Provides Antioxidant for the Body
Sugarcane juice contains phenolic compounds and flavonoids, which have anticancer, anti-inflammatory, anti-allergic, and antiviral effects. When you’ve been out in the sun and are getting exhausted, sip a glass of sugar cane juice. This immediately decreases body heat and re-energizes the body. Despite the fact that sugarcane juice has many health benefits, we must ensure that we eat it from a hygienic source.
Boosts Immune System
Chromium, calcium, copper, cobalt, manganese, magnesium, potassium, phosphorus, and zinc are all found in sugar cane. It contains a wide range of vitamins, like Vitamin C, Vitamin A, Vitamin B2, Vitamin B1, Vitamin B5, Vitamin B3, and Vitamin B6, as well as antioxidants, chlorophyll, fibre, protein, and other unsaturated compounds, many of which are beneficial to optimal health. It prevents cancer, stabilizes blood sugar levels in diabetic patients, reduces convulsions and fever, rejuvenates the stomach, purifies the kidneys, heart, skin, brain, lungs, and reproductive organs, lowers bad cholesterol and triglycerides in the body, and provides relief from a variety of diseases.
Moisturize the Body and Ensures Skin Health
Sugarcane is ideal for dry throats caused by excessive sweating and high body heat in the summer. To keep the body hydrated, drink a glass of sugar cane juice. Moreover, it is also a common benefit of juice extracted from sugar cane. Regular sugarcane juice intake decreases skin irritation and inflammations, increases skin appearance, and reduces symptoms of ageing such as discoloration, blemishes, wrinkles, and scars.
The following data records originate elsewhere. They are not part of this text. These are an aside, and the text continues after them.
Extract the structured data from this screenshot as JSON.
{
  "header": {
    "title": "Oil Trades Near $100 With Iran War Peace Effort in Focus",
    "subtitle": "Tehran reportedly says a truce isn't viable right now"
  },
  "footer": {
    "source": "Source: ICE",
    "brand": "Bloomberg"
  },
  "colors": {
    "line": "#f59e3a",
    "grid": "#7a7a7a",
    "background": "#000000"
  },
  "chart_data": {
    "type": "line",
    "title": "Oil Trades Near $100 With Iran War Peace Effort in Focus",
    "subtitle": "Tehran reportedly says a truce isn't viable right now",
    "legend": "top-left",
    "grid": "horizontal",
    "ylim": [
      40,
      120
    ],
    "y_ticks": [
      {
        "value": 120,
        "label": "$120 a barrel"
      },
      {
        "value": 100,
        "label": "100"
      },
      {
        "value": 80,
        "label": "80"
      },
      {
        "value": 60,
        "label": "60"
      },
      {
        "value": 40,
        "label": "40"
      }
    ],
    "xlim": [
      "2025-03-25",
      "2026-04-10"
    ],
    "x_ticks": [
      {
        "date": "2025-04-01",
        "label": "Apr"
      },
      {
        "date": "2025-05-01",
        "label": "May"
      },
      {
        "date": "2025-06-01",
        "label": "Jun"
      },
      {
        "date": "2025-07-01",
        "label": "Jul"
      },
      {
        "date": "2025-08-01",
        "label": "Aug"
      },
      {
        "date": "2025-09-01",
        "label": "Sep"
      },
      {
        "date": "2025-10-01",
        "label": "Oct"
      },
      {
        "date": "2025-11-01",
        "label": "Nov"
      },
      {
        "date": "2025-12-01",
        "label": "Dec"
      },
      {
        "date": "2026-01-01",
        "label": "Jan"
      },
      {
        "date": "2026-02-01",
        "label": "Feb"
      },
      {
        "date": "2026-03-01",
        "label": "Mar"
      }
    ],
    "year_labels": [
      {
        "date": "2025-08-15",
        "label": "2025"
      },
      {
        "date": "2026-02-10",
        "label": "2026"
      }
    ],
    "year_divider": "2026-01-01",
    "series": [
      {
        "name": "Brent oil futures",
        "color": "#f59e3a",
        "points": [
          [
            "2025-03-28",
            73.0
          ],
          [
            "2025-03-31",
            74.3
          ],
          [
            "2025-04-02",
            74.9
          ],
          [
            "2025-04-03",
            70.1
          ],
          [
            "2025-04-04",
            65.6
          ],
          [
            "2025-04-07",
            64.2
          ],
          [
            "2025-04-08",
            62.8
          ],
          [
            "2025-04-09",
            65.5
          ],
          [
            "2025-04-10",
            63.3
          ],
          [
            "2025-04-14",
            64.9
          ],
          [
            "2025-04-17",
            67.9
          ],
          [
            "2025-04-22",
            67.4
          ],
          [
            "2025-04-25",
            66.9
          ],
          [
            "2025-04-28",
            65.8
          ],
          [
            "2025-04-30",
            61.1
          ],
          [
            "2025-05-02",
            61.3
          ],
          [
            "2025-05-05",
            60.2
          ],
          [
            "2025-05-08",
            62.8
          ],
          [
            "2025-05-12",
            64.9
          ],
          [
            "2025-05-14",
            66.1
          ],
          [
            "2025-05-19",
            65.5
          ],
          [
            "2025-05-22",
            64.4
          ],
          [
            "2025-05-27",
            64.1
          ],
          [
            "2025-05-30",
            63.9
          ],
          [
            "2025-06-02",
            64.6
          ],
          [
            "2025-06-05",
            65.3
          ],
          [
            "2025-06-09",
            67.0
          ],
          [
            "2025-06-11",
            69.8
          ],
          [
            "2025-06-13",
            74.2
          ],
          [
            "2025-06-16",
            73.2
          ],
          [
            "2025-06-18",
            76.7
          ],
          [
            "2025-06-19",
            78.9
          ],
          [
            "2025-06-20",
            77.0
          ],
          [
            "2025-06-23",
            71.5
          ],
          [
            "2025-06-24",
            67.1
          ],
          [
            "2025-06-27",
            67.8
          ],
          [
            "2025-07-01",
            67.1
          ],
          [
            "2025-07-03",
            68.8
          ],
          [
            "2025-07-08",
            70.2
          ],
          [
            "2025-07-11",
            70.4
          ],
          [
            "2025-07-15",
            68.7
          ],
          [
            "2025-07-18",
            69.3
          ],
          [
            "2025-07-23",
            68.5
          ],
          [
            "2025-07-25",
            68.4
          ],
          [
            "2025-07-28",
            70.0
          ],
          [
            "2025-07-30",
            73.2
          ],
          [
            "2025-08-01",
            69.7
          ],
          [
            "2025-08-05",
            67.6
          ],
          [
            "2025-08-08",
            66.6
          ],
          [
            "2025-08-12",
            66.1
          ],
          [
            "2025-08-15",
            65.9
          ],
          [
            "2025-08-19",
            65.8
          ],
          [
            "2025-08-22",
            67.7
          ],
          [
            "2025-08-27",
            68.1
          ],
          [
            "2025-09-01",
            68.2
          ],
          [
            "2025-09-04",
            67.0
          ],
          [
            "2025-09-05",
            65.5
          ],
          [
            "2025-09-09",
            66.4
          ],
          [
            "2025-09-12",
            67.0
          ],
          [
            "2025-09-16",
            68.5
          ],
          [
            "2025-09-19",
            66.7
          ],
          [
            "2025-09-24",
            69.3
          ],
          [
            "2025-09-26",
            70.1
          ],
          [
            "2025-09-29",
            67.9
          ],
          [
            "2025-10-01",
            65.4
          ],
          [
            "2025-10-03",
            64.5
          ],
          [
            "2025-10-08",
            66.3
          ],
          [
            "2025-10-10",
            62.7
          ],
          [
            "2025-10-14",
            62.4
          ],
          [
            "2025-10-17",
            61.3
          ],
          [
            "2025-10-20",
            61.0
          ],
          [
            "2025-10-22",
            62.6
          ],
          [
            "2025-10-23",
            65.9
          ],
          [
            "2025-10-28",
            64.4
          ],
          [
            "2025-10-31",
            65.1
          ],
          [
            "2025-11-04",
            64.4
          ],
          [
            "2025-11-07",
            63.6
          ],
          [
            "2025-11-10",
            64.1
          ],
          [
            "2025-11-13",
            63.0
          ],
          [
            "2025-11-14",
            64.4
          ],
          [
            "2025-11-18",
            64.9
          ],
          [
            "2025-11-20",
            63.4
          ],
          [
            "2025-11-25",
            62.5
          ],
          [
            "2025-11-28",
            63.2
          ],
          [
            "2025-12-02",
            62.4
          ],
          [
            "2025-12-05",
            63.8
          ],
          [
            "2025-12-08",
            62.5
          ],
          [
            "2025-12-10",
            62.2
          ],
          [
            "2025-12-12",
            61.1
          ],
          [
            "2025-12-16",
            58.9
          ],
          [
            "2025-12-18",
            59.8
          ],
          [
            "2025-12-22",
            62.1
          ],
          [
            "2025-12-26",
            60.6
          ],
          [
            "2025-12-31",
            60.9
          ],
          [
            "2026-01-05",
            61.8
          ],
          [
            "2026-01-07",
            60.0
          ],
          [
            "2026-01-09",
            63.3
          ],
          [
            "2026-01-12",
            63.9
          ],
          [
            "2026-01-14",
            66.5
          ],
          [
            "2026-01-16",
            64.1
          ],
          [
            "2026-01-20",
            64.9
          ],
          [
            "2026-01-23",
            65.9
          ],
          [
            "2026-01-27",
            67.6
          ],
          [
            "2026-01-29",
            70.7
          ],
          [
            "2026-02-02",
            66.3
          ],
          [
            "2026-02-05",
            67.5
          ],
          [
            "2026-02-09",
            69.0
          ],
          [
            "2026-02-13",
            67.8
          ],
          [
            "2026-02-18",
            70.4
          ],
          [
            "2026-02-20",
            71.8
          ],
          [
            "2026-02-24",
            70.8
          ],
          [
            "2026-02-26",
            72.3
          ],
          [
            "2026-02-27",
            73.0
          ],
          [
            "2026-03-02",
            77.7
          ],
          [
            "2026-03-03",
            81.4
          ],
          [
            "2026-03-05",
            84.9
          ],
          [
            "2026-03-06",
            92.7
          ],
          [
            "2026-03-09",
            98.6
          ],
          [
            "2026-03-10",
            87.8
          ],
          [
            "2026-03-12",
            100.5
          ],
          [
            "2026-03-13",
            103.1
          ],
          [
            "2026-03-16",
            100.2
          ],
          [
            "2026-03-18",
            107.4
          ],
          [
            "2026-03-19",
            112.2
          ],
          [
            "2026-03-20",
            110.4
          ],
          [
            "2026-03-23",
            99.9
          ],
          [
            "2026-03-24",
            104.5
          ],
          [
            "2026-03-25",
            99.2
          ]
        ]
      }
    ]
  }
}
Sugarcane contains alpha hydroxyl acid, which has a number of skin advantages and helps to preserve safe and attractive skin. It is used to eliminate acne, reduce acne inflammation, moisturize skin, and slow down the aging process. Sugar cane juice can be used as a face mask for exfoliating creams and applied to the face for naturally smooth and radiant skin. To treat sore eyes, eye pain, and red eye, apply clean sugar cane juice to the upper and lower eye lids with clean gauze. Mix two teaspoons sugar cane juice with turmeric powder and add to the skin many times a month or for 10 minutes once a month to remove wrinkles, then wash off with clean water.
Sugar cane juice is an alkaline diet that is rich in minerals like magnesium, calcium, iron, and potassium. In alkaline conditions, cancers did not develop. According to the findings of the report, this beverage aids in the prevention of cancers such as breast cancer and prostate cancer.
Helps during Pregnancy
Many women find that drinking sugarcane juice during pregnancy tends to reduce swelling and vomiting. For nausea during breastfeeding, combine fresh sugar cane juice and ginger and drink once a day. For women who develop moderate swelling in the first few months of pregnancy, sugar cane juice can be substituted for water. It successfully alleviates maternity complications while still assisting prospective mothers in feeling stronger. It increases metabolism, enhances digestion, decreases morning sickness effects, and gives you stamina all day. It also prevents constipation effects.
Sugarcane juice has a lower glycemic level than soda or other fizzy beverages, and is calculated by the sugar types present in the juice. Sugars are absorbed steadily and controlled by the body, which avoids the sugar spike associated with high-glycemic drinks. When moderate quantities of sugarcane juice are drank by people who do not have type 2 diabetes, it can help to control blood pressure.